Miracolosamente, il sistema ha comunque funzionato abbastanza bene sui dirigenti. Ma sono rimasto scioccato dalla consapevolezza di aver creato un sistema basato su pregiudizi razziali che avrebbe potuto facilmente fallire per altre persone non bianche.

Come e perché scienziati ben istruiti e ben intenzionati producono sistemi di intelligenza artificiale distorti? Le teorie sociologiche del privilegio forniscono una lente utile.

Dieci anni prima che creassi il sistema di tracciamento della testa, la studiosa Peggy McIntosh propose l'idea di uno "zaino invisibile" portato in giro dai bianchi.
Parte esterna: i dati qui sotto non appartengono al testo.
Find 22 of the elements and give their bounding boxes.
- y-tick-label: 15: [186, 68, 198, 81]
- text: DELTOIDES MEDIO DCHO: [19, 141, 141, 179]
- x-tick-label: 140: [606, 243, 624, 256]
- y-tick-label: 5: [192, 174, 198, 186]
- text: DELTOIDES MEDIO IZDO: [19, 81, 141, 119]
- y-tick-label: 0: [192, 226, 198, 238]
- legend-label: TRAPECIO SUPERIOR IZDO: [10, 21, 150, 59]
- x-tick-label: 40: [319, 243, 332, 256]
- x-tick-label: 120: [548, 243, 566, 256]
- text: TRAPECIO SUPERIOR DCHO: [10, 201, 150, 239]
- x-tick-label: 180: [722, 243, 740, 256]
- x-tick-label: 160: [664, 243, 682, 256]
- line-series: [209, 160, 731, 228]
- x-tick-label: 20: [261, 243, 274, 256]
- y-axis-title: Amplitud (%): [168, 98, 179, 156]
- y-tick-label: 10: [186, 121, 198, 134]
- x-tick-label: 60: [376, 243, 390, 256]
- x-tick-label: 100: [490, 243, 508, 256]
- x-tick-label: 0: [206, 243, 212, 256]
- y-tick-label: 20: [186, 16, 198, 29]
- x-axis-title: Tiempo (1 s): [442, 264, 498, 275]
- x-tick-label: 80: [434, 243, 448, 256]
All'interno dello zaino c'è un tesoro di privilegi come "Posso fare bene in una situazione difficile senza essere considerato un merito per la mia razza" e "Posso criticare il nostro governo e parlare di quanto temo le sue politiche e il suo comportamento senza essere visto come un outsider culturale."

Nell'era dell'intelligenza artificiale, quello zaino ha bisogno di alcuni nuovi elementi, come "I sistemi di intelligenza artificiale non daranno scarsi risultati a causa della mia razza". Servirebbe anche lo zaino invisibile di uno scienziato bianco: "Posso sviluppare un sistema di intelligenza artificiale basato sul mio aspetto e sapere che funzionerà bene per la maggior parte dei miei utenti".

Un rimedio suggerito per il privilegio dei bianchi è essere attivamente antirazzisti. Per il sistema di head tracking del 1998, potrebbe sembrare ovvio che il rimedio antirazzista sia quello di trattare allo stesso modo tutti i colori della pelle. Certamente possiamo e dobbiamo garantire che i dati di allenamento del sistema rappresentino la gamma di tutti i colori della pelle nel modo più equo possibile.